Saturday, April 27, 2024

Patients lament high cost of drugs, scarcity in hospitals

The ongoing economic recession is no respecter of persons, as patients have continually lament the hike in the price of drugs across the country. Many patients told The Point that it has been difficult purchasing their medication, especially patients that take daily medication to sustain themselves.
Most of these patients are elderly people, who are either diabetic or hypertensive, and are mostly pensioners, who do not get their pensions as and at when due.
Mrs Eniola Opadokun told The Point that as a hypertensive patient, she could not purchase her medications regularly. She added that the drugs she usually purchased for N100 were now about N250 while another one for N250 has gone up to about N350.
She said, “I don’t take my medication regularly again, I only take it when I’m not feeling too well in order to cut cost; and my salary is not even stable. “If there will be an increase again in January, it means that it’s only when I have money to buy that I will buy to treat myself.”
Opadokun also added that general hospitals, that are supposed to give patients subsidised drugs, could no longer do it, because the hospitals have no supply of drugs and they usually give patients prescription to get the drugs at the pharmacies. Mr. Emmanuel Julius said that most of the drugs the hospitals give to patients are drugs that cannot actually fit into the prescription of doctors.
“I have stopped going to general hospitals, because they have poor supply of drugs and patients still had to go to local pharmacies to purchase drugs at high price. Another
annoying thing is that most of the pharmacies are owned by either doctors or nurses in the hospitals,” he told The Point.
A consultant psychiatrist at the Department of Behavioural Sciences, University of Ilorin Teaching Hospital, Ilorin, Kwara State, Dr. Alfred Makanjuola, said that the price of cough syrup with codeine had been hiked because teenagers involved in drug abuse usually
make high demand for the medication.

“Teenagers buy cartons of syrup with codeine, tramadol, reflon and other regular drugs, which they abuse and the price of the medication had skyrocketed due to the increase in the demand of such products,” he said.
Another source also confirmed to The Point that the price of drugs like tramadol, cough syrup with caffeine and other related drugs, that are usually abused and are in high
demand, had gone up, basically to discourage the abuse.
He, however, concluded that generally, the prices of other drugs had also gone up.

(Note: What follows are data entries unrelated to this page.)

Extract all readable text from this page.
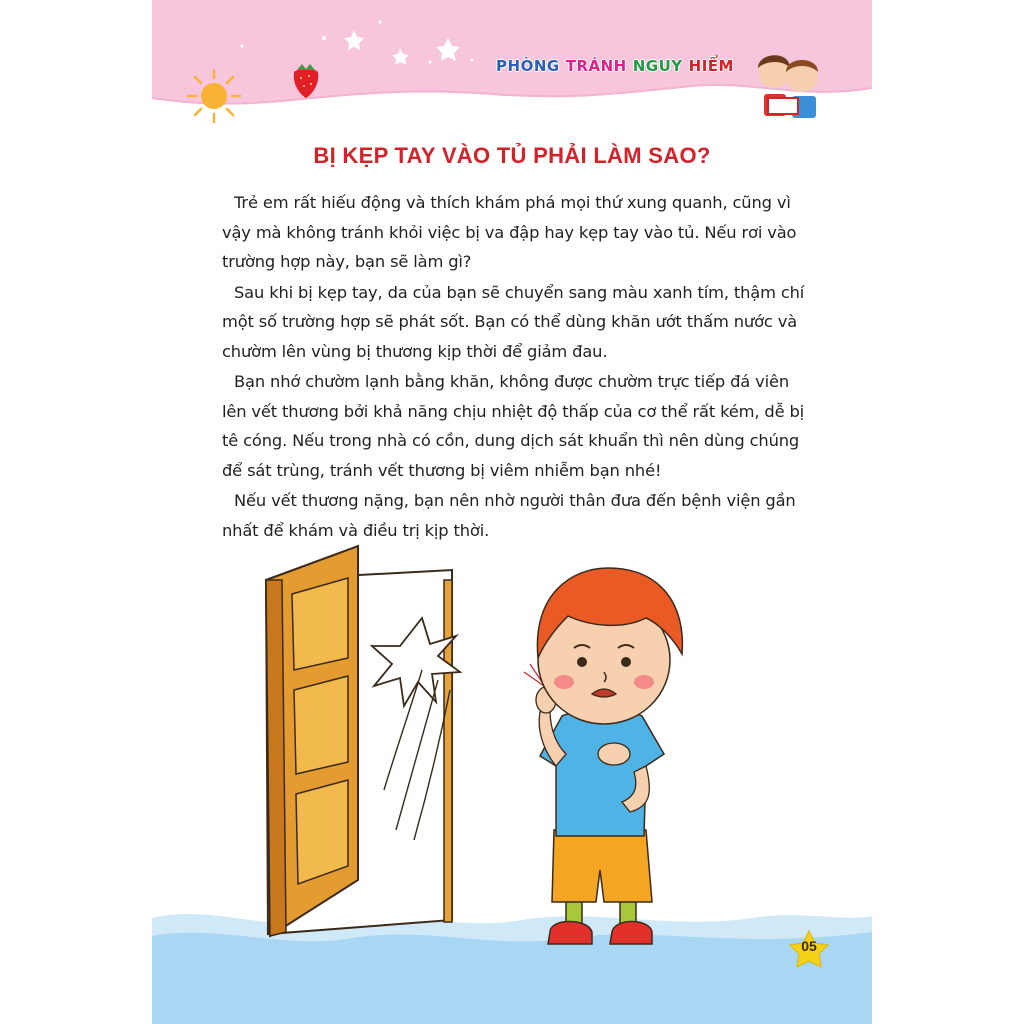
PHÒNG TRÁNH NGUY HIỂM
BỊ KẸP TAY VÀO TỦ PHẢI LÀM SAO?

Trẻ em rất hiếu động và thích khám phá mọi thứ xung quanh, cũng vì vậy mà không tránh khỏi việc bị va đập hay kẹp tay vào tủ. Nếu rơi vào trường hợp này, bạn sẽ làm gì?

Sau khi bị kẹp tay, da của bạn sẽ chuyển sang màu xanh tím, thậm chí một số trường hợp sẽ phát sốt. Bạn có thể dùng khăn ướt thấm nước và chườm lên vùng bị thương kịp thời để giảm đau.

Bạn nhớ chườm lạnh bằng khăn, không được chườm trực tiếp đá viên lên vết thương bởi khả năng chịu nhiệt độ thấp của cơ thể rất kém, dễ bị tê cóng. Nếu trong nhà có cồn, dung dịch sát khuẩn thì nên dùng chúng để sát trùng, tránh vết thương bị viêm nhiễm bạn nhé!

Nếu vết thương nặng, bạn nên nhờ người thân đưa đến bệnh viện gần nhất để khám và điều trị kịp thời.

05
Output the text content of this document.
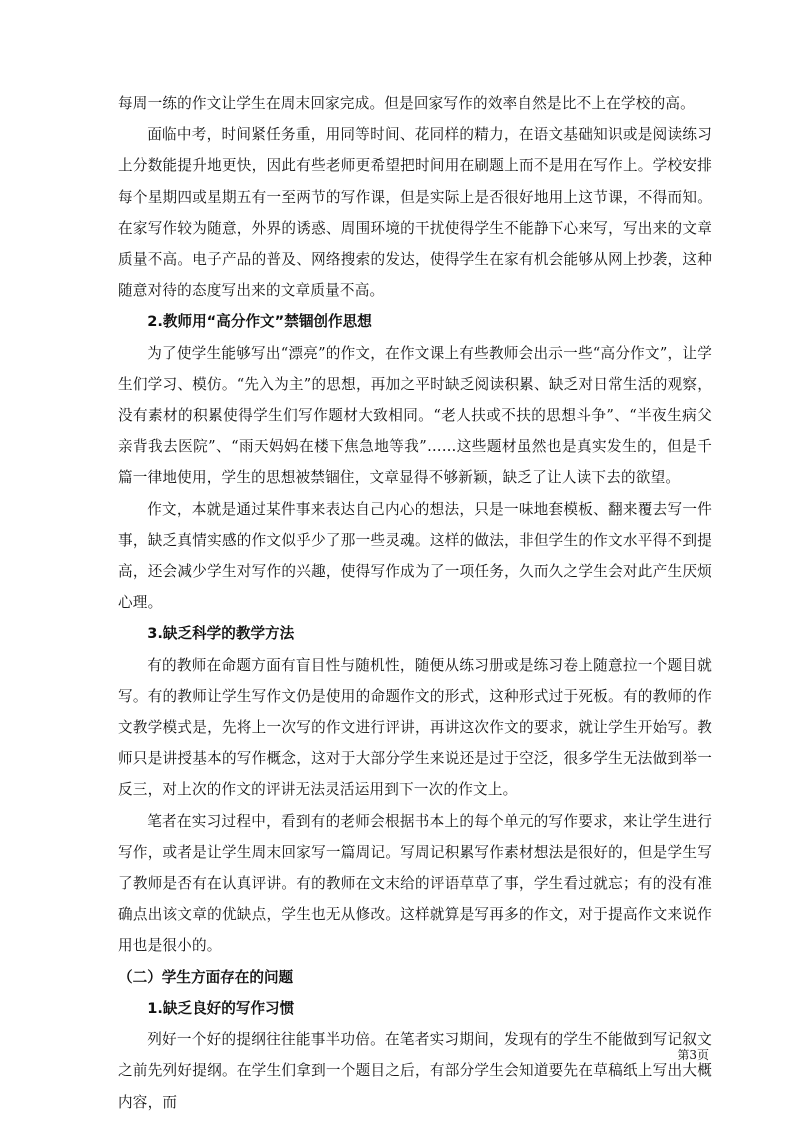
每周一练的作文让学生在周末回家完成。但是回家写作的效率自然是比不上在学校的高。

面临中考，时间紧任务重，用同等时间、花同样的精力，在语文基础知识或是阅读练习上分数能提升地更快，因此有些老师更希望把时间用在刷题上而不是用在写作上。学校安排每个星期四或星期五有一至两节的写作课，但是实际上是否很好地用上这节课，不得而知。在家写作较为随意，外界的诱惑、周围环境的干扰使得学生不能静下心来写，写出来的文章质量不高。电子产品的普及、网络搜索的发达，使得学生在家有机会能够从网上抄袭，这种随意对待的态度写出来的文章质量不高。

2.教师用“高分作文”禁锢创作思想

为了使学生能够写出“漂亮”的作文，在作文课上有些教师会出示一些“高分作文”，让学生们学习、模仿。“先入为主”的思想，再加之平时缺乏阅读积累、缺乏对日常生活的观察，没有素材的积累使得学生们写作题材大致相同。“老人扶或不扶的思想斗争”、“半夜生病父亲背我去医院”、“雨天妈妈在楼下焦急地等我”……这些题材虽然也是真实发生的，但是千篇一律地使用，学生的思想被禁锢住，文章显得不够新颖，缺乏了让人读下去的欲望。

作文，本就是通过某件事来表达自己内心的想法，只是一味地套模板、翻来覆去写一件事，缺乏真情实感的作文似乎少了那一些灵魂。这样的做法，非但学生的作文水平得不到提高，还会减少学生对写作的兴趣，使得写作成为了一项任务，久而久之学生会对此产生厌烦心理。

3.缺乏科学的教学方法

有的教师在命题方面有盲目性与随机性，随便从练习册或是练习卷上随意拉一个题目就写。有的教师让学生写作文仍是使用的命题作文的形式，这种形式过于死板。有的教师的作文教学模式是，先将上一次写的作文进行评讲，再讲这次作文的要求，就让学生开始写。教师只是讲授基本的写作概念，这对于大部分学生来说还是过于空泛，很多学生无法做到举一反三，对上次的作文的评讲无法灵活运用到下一次的作文上。

笔者在实习过程中，看到有的老师会根据书本上的每个单元的写作要求，来让学生进行写作，或者是让学生周末回家写一篇周记。写周记积累写作素材想法是很好的，但是学生写了教师是否有在认真评讲。有的教师在文末给的评语草草了事，学生看过就忘；有的没有准确点出该文章的优缺点，学生也无从修改。这样就算是写再多的作文，对于提高作文来说作用也是很小的。

（二）学生方面存在的问题

1.缺乏良好的写作习惯

列好一个好的提纲往往能事半功倍。在笔者实习期间，发现有的学生不能做到写记叙文之前先列好提纲。在学生们拿到一个题目之后，有部分学生会知道要先在草稿纸上写出大概内容，而

第3页
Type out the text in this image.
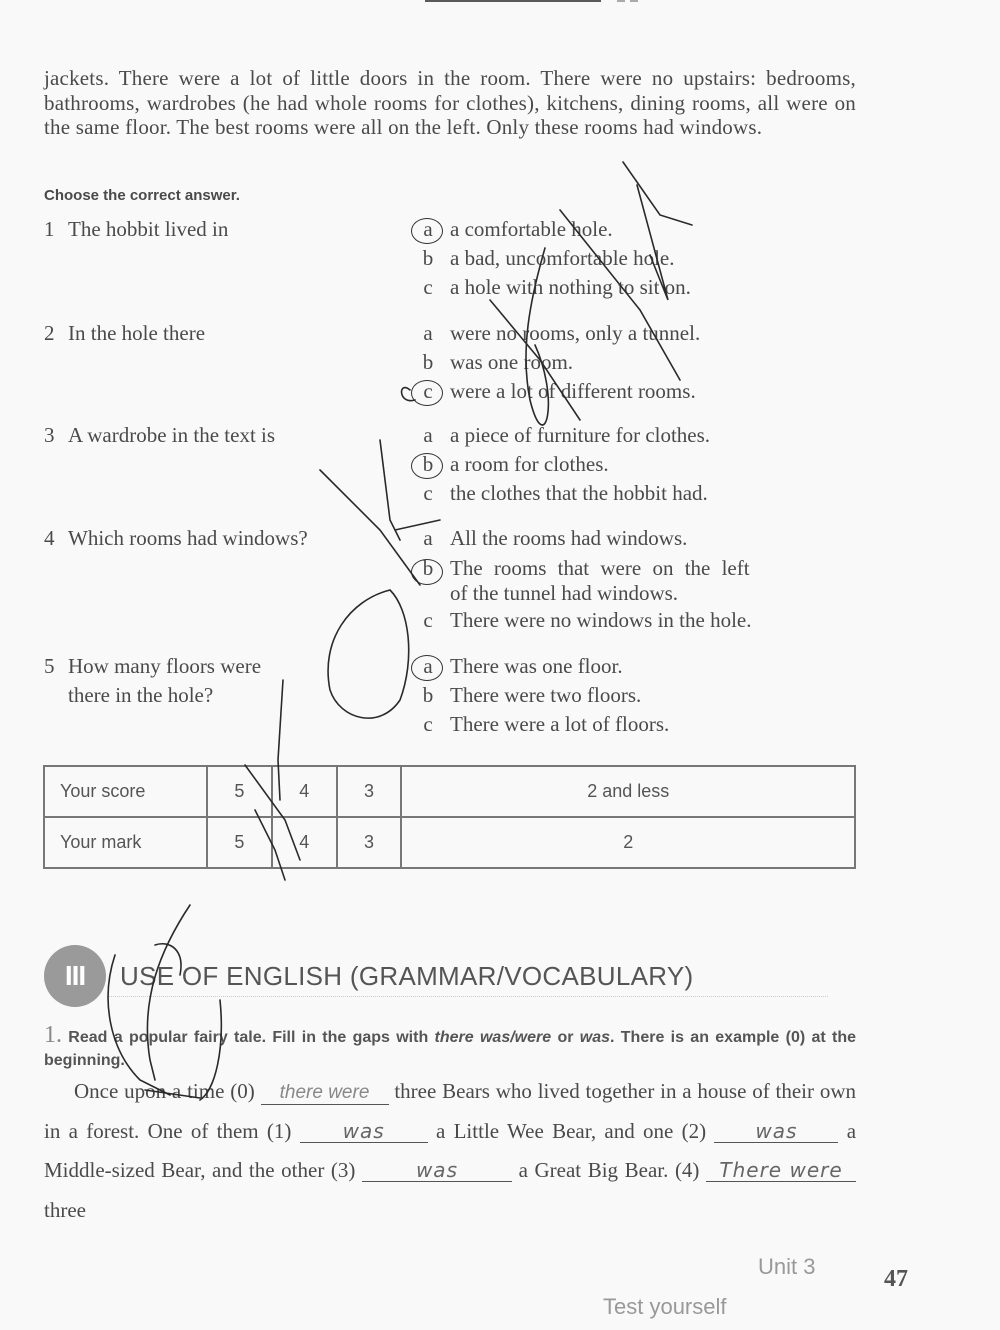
jackets. There were a lot of little doors in the room. There were no upstairs: bedrooms, bathrooms, wardrobes (he had whole rooms for clothes), kitchens, dining rooms, all were on the same floor. The best rooms were all on the left. Only these rooms had windows.

Choose the correct answer.
1 The hobbit lived in	a a comfortable hole.
b a bad, uncomfortable hole.
c a hole with nothing to sit on.
2 In the hole there	a were no rooms, only a tunnel.
b was one room.
c were a lot of different rooms.
3 A wardrobe in the text is	a a piece of furniture for clothes.
b a room for clothes.
c the clothes that the hobbit had.
4 Which rooms had windows?	a All the rooms had windows.
b The rooms that were on the left
of the tunnel had windows.
c There were no windows in the hole.
5 How many floors were
there in the hole?
a There was one floor.
b There were two floors.
c There were a lot of floors.
Your score	5	4	3	2 and less
Your mark	5	4	3	2
III	USE OF ENGLISH (GRAMMAR/VOCABULARY)
1. Read a popular fairy tale. Fill in the gaps with there was/were or was. There is an example (0) at the beginning.
Once upon a time (0) there were three Bears who lived together in a house of their own in a forest. One of them (1)	was a Little Wee Bear, and one (2) was a Middle-sized Bear, and the other (3)	was	a Great Big Bear. (4) There were three
Unit 3	47
Test yourself
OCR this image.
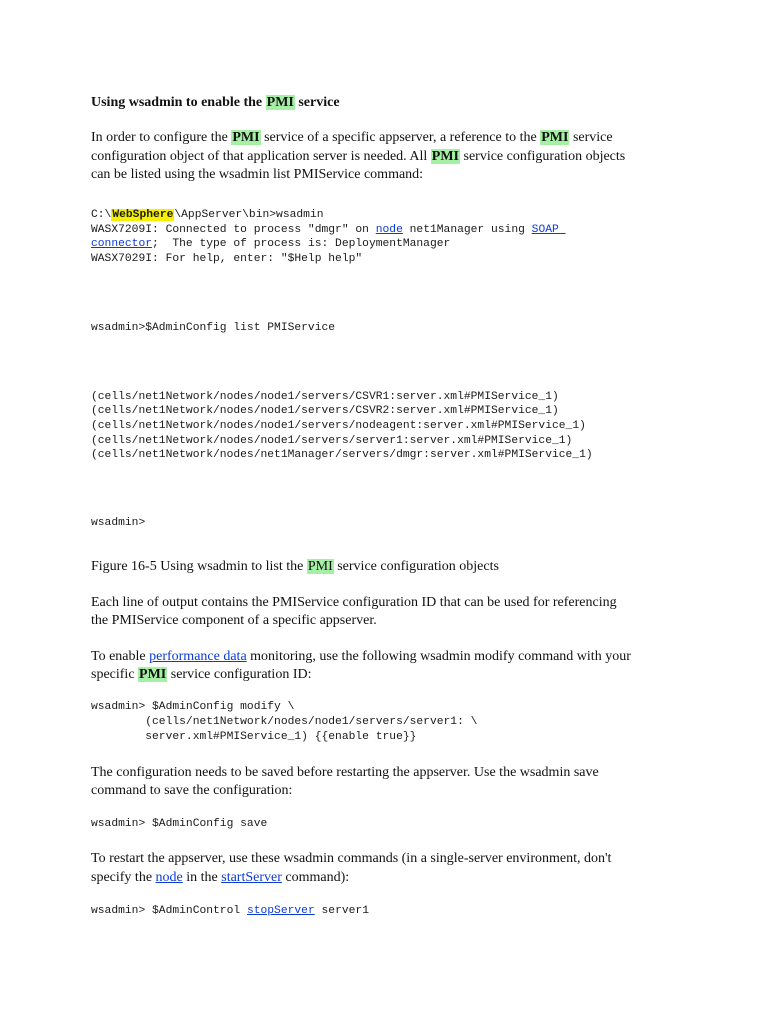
Using wsadmin to enable the PMI service

In order to configure the PMI service of a specific appserver, a reference to the PMI service

configuration object of that application server is needed. All PMI service configuration objects

can be listed using the wsadmin list PMIService command:

C:\WebSphere\AppServer\bin>wsadmin
WASX7209I: Connected to process "dmgr" on node net1Manager using SOAP
connector;  The type of process is: DeploymentManager
WASX7029I: For help, enter: "$Help help"
wsadmin>$AdminConfig list PMIService
(cells/net1Network/nodes/node1/servers/CSVR1:server.xml#PMIService_1)
(cells/net1Network/nodes/node1/servers/CSVR2:server.xml#PMIService_1)
(cells/net1Network/nodes/node1/servers/nodeagent:server.xml#PMIService_1)
(cells/net1Network/nodes/node1/servers/server1:server.xml#PMIService_1)
(cells/net1Network/nodes/net1Manager/servers/dmgr:server.xml#PMIService_1)
wsadmin>

Figure 16-5 Using wsadmin to list the PMI service configuration objects

Each line of output contains the PMIService configuration ID that can be used for referencing

the PMIService component of a specific appserver.

To enable performance data monitoring, use the following wsadmin modify command with your

specific PMI service configuration ID:

wsadmin> $AdminConfig modify \
(cells/net1Network/nodes/node1/servers/server1: \
server.xml#PMIService_1) {{enable true}}

The configuration needs to be saved before restarting the appserver. Use the wsadmin save

command to save the configuration:

wsadmin> $AdminConfig save

To restart the appserver, use these wsadmin commands (in a single-server environment, don't

specify the node in the startServer command):

wsadmin> $AdminControl stopServer server1
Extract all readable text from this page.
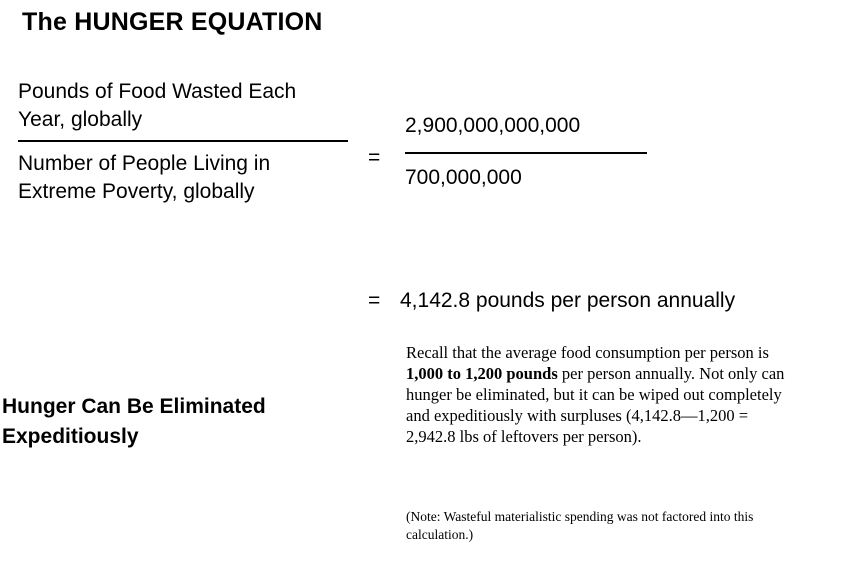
The HUNGER EQUATION
Pounds of Food Wasted Each Year, globally
Number of People Living in Extreme Poverty, globally
=
2,900,000,000,000
700,000,000
= 4,142.8 pounds per person annually
Hunger Can Be Eliminated Expeditiously
Recall that the average food consumption per person is 1,000 to 1,200 pounds per person annually. Not only can hunger be eliminated, but it can be wiped out completely and expeditiously with surpluses (4,142.8—1,200 = 2,942.8 lbs of leftovers per person).
(Note: Wasteful materialistic spending was not factored into this calculation.)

However, a visit by The Point to some pharmacies within the Lagos metropolis, showed that a 500mg sachet of Ampiclox, previously sold for N500, now goes for N750, while
a sachet of Metformin (500mg), which is used primarily for the treatment and control of excess blood sugar, had increased from about N400 to over N700, depending on the location of the pharmacy.
A source at the National Agency for Food and Drug Administration and Control, who pleaded anonymity, told The Point that a new fiscal policy will be introduced in January
2017.
The source revealed that the fiscal policy is meant to prevent the importation of drugs like antibiotics, multivitamins and other related drugs that can be manufactured locally in Nigeria, so that people will patronise local manufacturers. He added that only drugs that
Nigerian pharmaceutical companies could not manufacture would be permitted to be imported under the new fiscal policy.
A source at the Lagos State University Teaching Hospital in Lagos said doctors in government hospitals would examine patients and make appropriate prescription,
but the patients would still have to buy expensive antibiotics from private pharmacies, because in such hospitals, the patients can only be given multi-vitamins that are not really exorbitant like strong antibiotics.
He added, “Drugs like Hydroxyurea, Cyclophosphamide, Cyclosporin and Methotrexate, among others, are usually imported into the country and in the process, foreign exchange is needed.”
A research conducted recently by U-report (a free SMS social monitoring tool for community participation, designed to address issues that the population cares about),
revealed that 41 percent of respondents were not satisfied with their experience at a health facility, while 42 percent said government needed to improve health care in Nigeria with drug availability being the most important.